What is a payment gateway? 2026 Malaysia guide

Cherie Foo
Growth Content Manager

What is a payment gateway? 2026 Malaysia guide

Key takeaways:

  • A payment gateway is the front-end technology that captures and encrypts customer payment data at checkout, then passes it to a processor and acquirer to move funds into your business account.

  • In Malaysia, a payment gateway needs to support card networks plus local rails — FPX, DuitNow QR, and major e-wallets — and operate under Bank Negara Malaysia (BNM) oversight.

  • Airwallex combines a payment gateway with multi-currency accounts and local Malaysian acquiring, so businesses can accept FPX, DuitNow, and 160+ international payment methods on one platform.

What is a payment gateway? In short, it's the technology that lets your business accept payments online.

For Malaysian businesses, this is one of the most important infrastructure choices you'll make. Your gateway influences everything from approval rates to fees to settlement speed.

This guide explains what a payment gateway is and how it works in Malaysia in 2026. It also covers the local rails to know about and what to look for before you choose a gateway.

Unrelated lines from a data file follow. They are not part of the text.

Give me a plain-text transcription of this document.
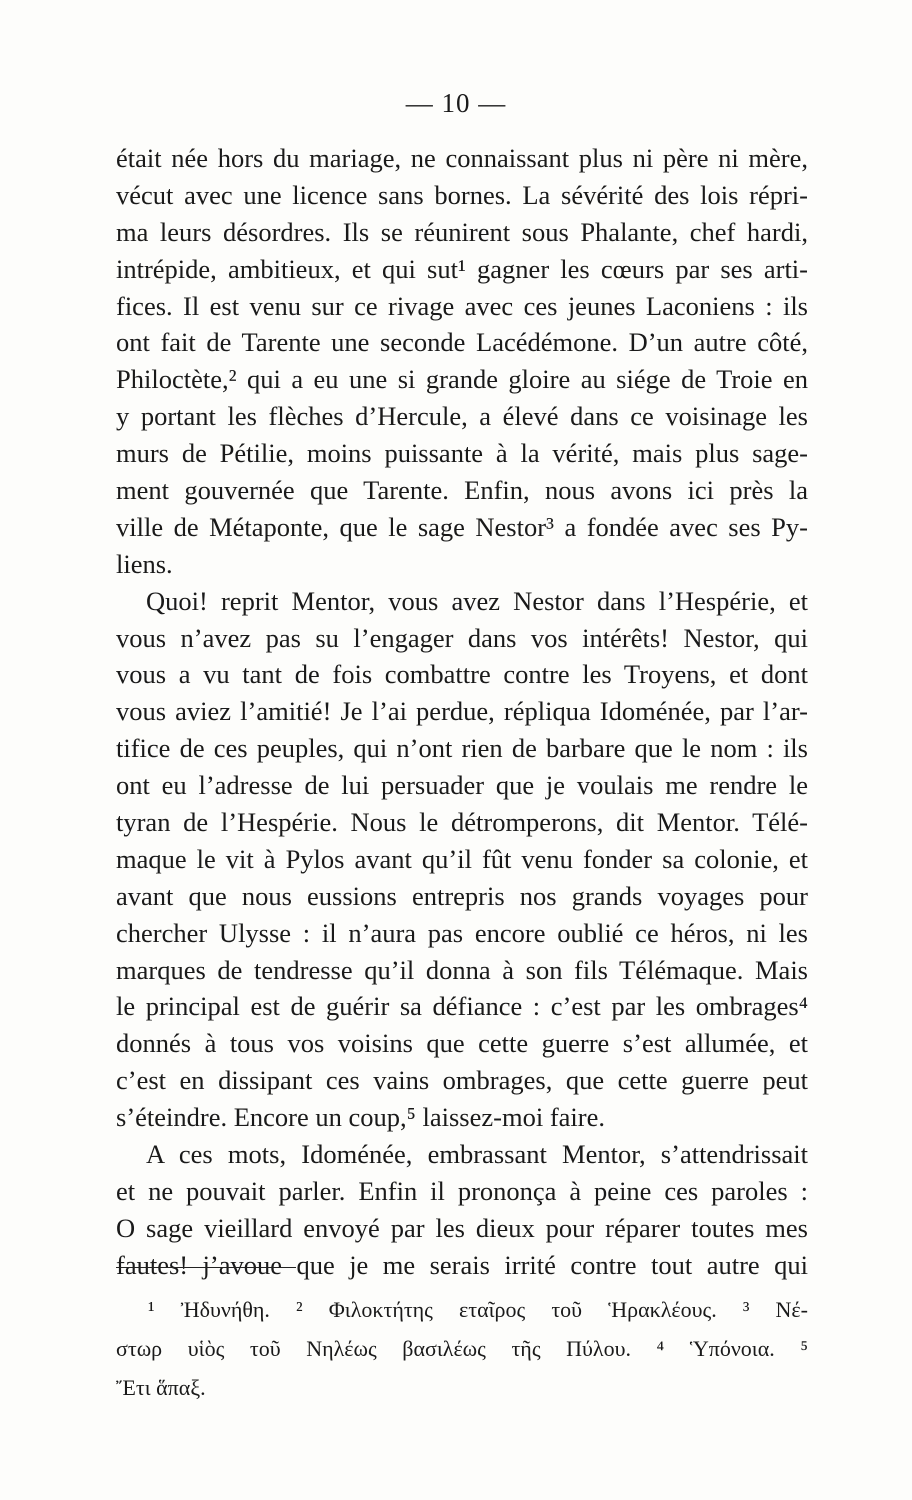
— 10 —
était née hors du mariage, ne connaissant plus ni père ni mère,
vécut avec une licence sans bornes. La sévérité des lois répri-
ma leurs désordres. Ils se réunirent sous Phalante, chef hardi,
intrépide, ambitieux, et qui sut¹ gagner les cœurs par ses arti-
fices. Il est venu sur ce rivage avec ces jeunes Laconiens : ils
ont fait de Tarente une seconde Lacédémone. D’un autre côté,
Philoctète,² qui a eu une si grande gloire au siége de Troie en
y portant les flèches d’Hercule, a élevé dans ce voisinage les
murs de Pétilie, moins puissante à la vérité, mais plus sage-
ment gouvernée que Tarente. Enfin, nous avons ici près la
ville de Métaponte, que le sage Nestor³ a fondée avec ses Py-
liens.
Quoi! reprit Mentor, vous avez Nestor dans l’Hespérie, et
vous n’avez pas su l’engager dans vos intérêts! Nestor, qui
vous a vu tant de fois combattre contre les Troyens, et dont
vous aviez l’amitié! Je l’ai perdue, répliqua Idoménée, par l’ar-
tifice de ces peuples, qui n’ont rien de barbare que le nom : ils
ont eu l’adresse de lui persuader que je voulais me rendre le
tyran de l’Hespérie. Nous le détromperons, dit Mentor. Télé-
maque le vit à Pylos avant qu’il fût venu fonder sa colonie, et
avant que nous eussions entrepris nos grands voyages pour
chercher Ulysse : il n’aura pas encore oublié ce héros, ni les
marques de tendresse qu’il donna à son fils Télémaque. Mais
le principal est de guérir sa défiance : c’est par les ombrages⁴
donnés à tous vos voisins que cette guerre s’est allumée, et
c’est en dissipant ces vains ombrages, que cette guerre peut
s’éteindre. Encore un coup,⁵ laissez-moi faire.
A ces mots, Idoménée, embrassant Mentor, s’attendrissait
et ne pouvait parler. Enfin il prononça à peine ces paroles :
O sage vieillard envoyé par les dieux pour réparer toutes mes
fautes! j’avoue que je me serais irrité contre tout autre qui
¹ Ἠδυνήθη. ² Φιλοκτήτης εταῖρος τοῦ Ἡρακλέους. ³ Νέ-
στωρ υἱὸς τοῦ Νηλέως βασιλέως τῆς Πύλου. ⁴ Ὑπόνοια. ⁵
Ἔτι ἅπαξ.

What is a payment gateway?

A payment gateway is the technology that captures and encrypts your customer's payment details at checkout. It then sends that data securely to the next stage of the payment process.

Think of it as the digital equivalent of a card terminal in a physical store.

When a customer in a shop taps a card on the terminal, the device reads the card details and passes them on for authorisation. A payment gateway does the same job online. It captures card numbers, FPX bank selections, or e-wallet logins, and encrypts that data. It then hands it off to the systems that actually move the money.

What a gateway doesn't do is move funds itself. It doesn't approve or decline transactions, hold money, or transfer it to your account. Those tasks belong to the payment processor, the customer's issuing bank, and your acquiring bank — which we cover next.

Payment gateway vs payment processor vs merchant account

These three terms often get mixed up, but they refer to different parts of your payment stack.

The payment gateway is the front-end layer. It captures your customer's payment data at checkout and encrypts it.

The payment processor is the back-end engine. It takes that encrypted data and routes it through the relevant card network or local rail. It then communicates with the customer's bank, confirms whether the transaction is approved, and handles settlement into your account.

A merchant account sits in between. It temporarily holds funds after the processor approves a transaction, before they reach your business account. Many modern platforms pool merchants under a shared account, so you don't need to apply for one separately.

For a deeper walk-through of how the gateway and processor interact in Malaysia, see our guide on payment gateways vs payment processors.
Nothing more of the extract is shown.